Empresário de SP era um dos responsáveis por bingo ilegal no Rio

Polícia investiga a participação de outros investidores paulistas no esquema

Anderson Dezan, iG Rio de Janeiro |

Um empresário de São Paulo, que trabalha na área de investimentos, era um dos responsáveis pelo bingo clandestino que funcionava em uma mansão de luxo localizada no bairro da Barra da Tijuca, na zona oeste do Rio. De acordo com a 16ª DP (Barra da Tijuca), o suspeito, cuja identidade não foi revelada, será indiciado pelos crimes de jogo de azar e formação de quadrilha.

Segundo o delegado Rafael Willis, há a suspeita de que outros empresários paulistas estejam envolvidos no esquema. “Vou investigar como funcionava essa rede de jogos de azar e, caso seja necessário, vou acionar a Polícia Civil de São Paulo”, disse o delegado ao iG .

O bingo clandestino foi fechado por policiais da 16ª DP na noite de quarta-feira (3). Os agentes chegaram ao local através de uma denúncia anônima. Cerca de 70 pessoas que estavam no estabelecimento, entre funcionários e clientes, foram detidas e levadas para a delegacia para prestar depoimento.

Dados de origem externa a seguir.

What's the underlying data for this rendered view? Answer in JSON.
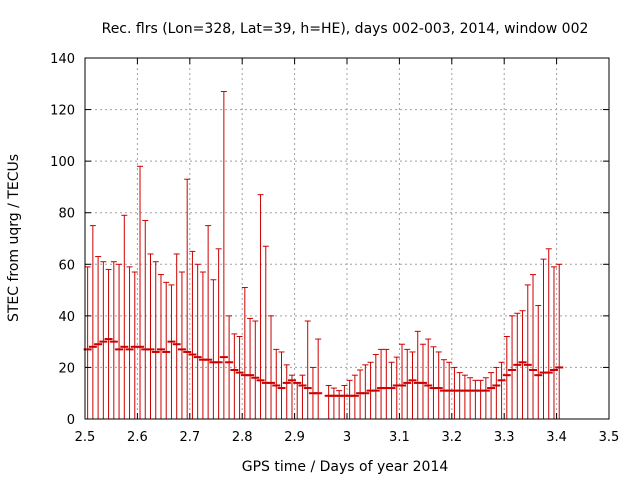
{
  "chart_data": {
    "type": "scatter",
    "title": "Rec. flrs (Lon=328, Lat=39, h=HE), days 002-003, 2014, window 002",
    "xlabel": "GPS time / Days of year 2014",
    "ylabel": "STEC from uqrg / TECUs",
    "xlim": [
      2.5,
      3.5
    ],
    "ylim": [
      0,
      140
    ],
    "x_ticks": [
      "2.5",
      "2.6",
      "2.7",
      "2.8",
      "2.9",
      "3",
      "3.1",
      "3.2",
      "3.3",
      "3.4",
      "3.5"
    ],
    "y_ticks": [
      "0",
      "20",
      "40",
      "60",
      "80",
      "100",
      "120",
      "140"
    ],
    "grid": true,
    "legend": "none",
    "colors": {
      "series": "#cc0000",
      "grid": "#a0a0a0",
      "axis": "#000000"
    },
    "series": [
      {
        "style": "vertical-errorbars",
        "points": [
          [
            2.505,
            27,
            0,
            59
          ],
          [
            2.515,
            28,
            0,
            75
          ],
          [
            2.525,
            29,
            0,
            63
          ],
          [
            2.535,
            30,
            0,
            61
          ],
          [
            2.545,
            31,
            0,
            58
          ],
          [
            2.555,
            30,
            0,
            61
          ],
          [
            2.565,
            27,
            0,
            60
          ],
          [
            2.575,
            28,
            0,
            79
          ],
          [
            2.585,
            27,
            0,
            59
          ],
          [
            2.595,
            28,
            0,
            57
          ],
          [
            2.605,
            28,
            0,
            98
          ],
          [
            2.615,
            27,
            0,
            77
          ],
          [
            2.625,
            27,
            0,
            64
          ],
          [
            2.635,
            26,
            0,
            61
          ],
          [
            2.645,
            27,
            0,
            56
          ],
          [
            2.655,
            26,
            0,
            53
          ],
          [
            2.665,
            30,
            0,
            52
          ],
          [
            2.675,
            29,
            0,
            64
          ],
          [
            2.685,
            27,
            0,
            57
          ],
          [
            2.695,
            26,
            0,
            93
          ],
          [
            2.705,
            25,
            0,
            65
          ],
          [
            2.715,
            24,
            0,
            60
          ],
          [
            2.725,
            23,
            0,
            57
          ],
          [
            2.735,
            23,
            0,
            75
          ],
          [
            2.745,
            22,
            0,
            54
          ],
          [
            2.755,
            22,
            0,
            66
          ],
          [
            2.765,
            24,
            0,
            127
          ],
          [
            2.775,
            22,
            0,
            40
          ],
          [
            2.785,
            19,
            0,
            33
          ],
          [
            2.795,
            18,
            0,
            32
          ],
          [
            2.805,
            17,
            0,
            51
          ],
          [
            2.815,
            17,
            0,
            39
          ],
          [
            2.825,
            16,
            0,
            38
          ],
          [
            2.835,
            15,
            0,
            87
          ],
          [
            2.845,
            14,
            0,
            67
          ],
          [
            2.855,
            14,
            0,
            40
          ],
          [
            2.865,
            13,
            0,
            27
          ],
          [
            2.875,
            12,
            0,
            26
          ],
          [
            2.885,
            14,
            0,
            21
          ],
          [
            2.895,
            15,
            0,
            17
          ],
          [
            2.905,
            14,
            0,
            14
          ],
          [
            2.915,
            13,
            0,
            17
          ],
          [
            2.925,
            12,
            0,
            38
          ],
          [
            2.935,
            10,
            0,
            20
          ],
          [
            2.945,
            10,
            0,
            31
          ],
          [
            2.965,
            9,
            0,
            13
          ],
          [
            2.975,
            9,
            0,
            12
          ],
          [
            2.985,
            9,
            0,
            11
          ],
          [
            2.995,
            9,
            0,
            13
          ],
          [
            3.005,
            9,
            0,
            15
          ],
          [
            3.015,
            9,
            0,
            17
          ],
          [
            3.025,
            10,
            0,
            19
          ],
          [
            3.035,
            10,
            0,
            21
          ],
          [
            3.045,
            11,
            0,
            22
          ],
          [
            3.055,
            11,
            0,
            25
          ],
          [
            3.065,
            12,
            0,
            27
          ],
          [
            3.075,
            12,
            0,
            27
          ],
          [
            3.085,
            12,
            0,
            22
          ],
          [
            3.095,
            13,
            0,
            24
          ],
          [
            3.105,
            13,
            0,
            29
          ],
          [
            3.115,
            14,
            0,
            27
          ],
          [
            3.125,
            15,
            0,
            26
          ],
          [
            3.135,
            14,
            0,
            34
          ],
          [
            3.145,
            14,
            0,
            29
          ],
          [
            3.155,
            13,
            0,
            31
          ],
          [
            3.165,
            12,
            0,
            28
          ],
          [
            3.175,
            12,
            0,
            26
          ],
          [
            3.185,
            11,
            0,
            23
          ],
          [
            3.195,
            11,
            0,
            22
          ],
          [
            3.205,
            11,
            0,
            20
          ],
          [
            3.215,
            11,
            0,
            18
          ],
          [
            3.225,
            11,
            0,
            17
          ],
          [
            3.235,
            11,
            0,
            16
          ],
          [
            3.245,
            11,
            0,
            15
          ],
          [
            3.255,
            11,
            0,
            15
          ],
          [
            3.265,
            11,
            0,
            16
          ],
          [
            3.275,
            12,
            0,
            18
          ],
          [
            3.285,
            13,
            0,
            20
          ],
          [
            3.295,
            15,
            0,
            22
          ],
          [
            3.305,
            17,
            0,
            32
          ],
          [
            3.315,
            19,
            0,
            40
          ],
          [
            3.325,
            21,
            0,
            41
          ],
          [
            3.335,
            22,
            0,
            42
          ],
          [
            3.345,
            21,
            0,
            52
          ],
          [
            3.355,
            19,
            0,
            56
          ],
          [
            3.365,
            17,
            0,
            44
          ],
          [
            3.375,
            18,
            0,
            62
          ],
          [
            3.385,
            18,
            0,
            66
          ],
          [
            3.395,
            19,
            0,
            59
          ],
          [
            3.405,
            20,
            0,
            60
          ]
        ]
      }
    ]
  }
}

A ação aconteceu na inauguração do bingo clandestino. Na chegada dos policiais estava sendo servido um coquetel. Na mansão, foram apreendidas mais de 143 máquinas caça-níqueis, além de armas e explosivos de uso exclusivo das Forças Armadas. “Com esse maquinário, eles poderiam faturar, em média, R$ 3 milhões por mês”, informou Willis.

Avaliada em R$ 10 milhões, a mansão de três andares utilizada no esquema possui 12 quartos, duas cozinhas, piscina com cascata, ar-condicionado-central e um sistema de monitoramento de segurança por câmeras. Os responsáveis pelo bingo clandestino pagavam aproximadamente R$ 65 mil de aluguel por mês pelo imóvel.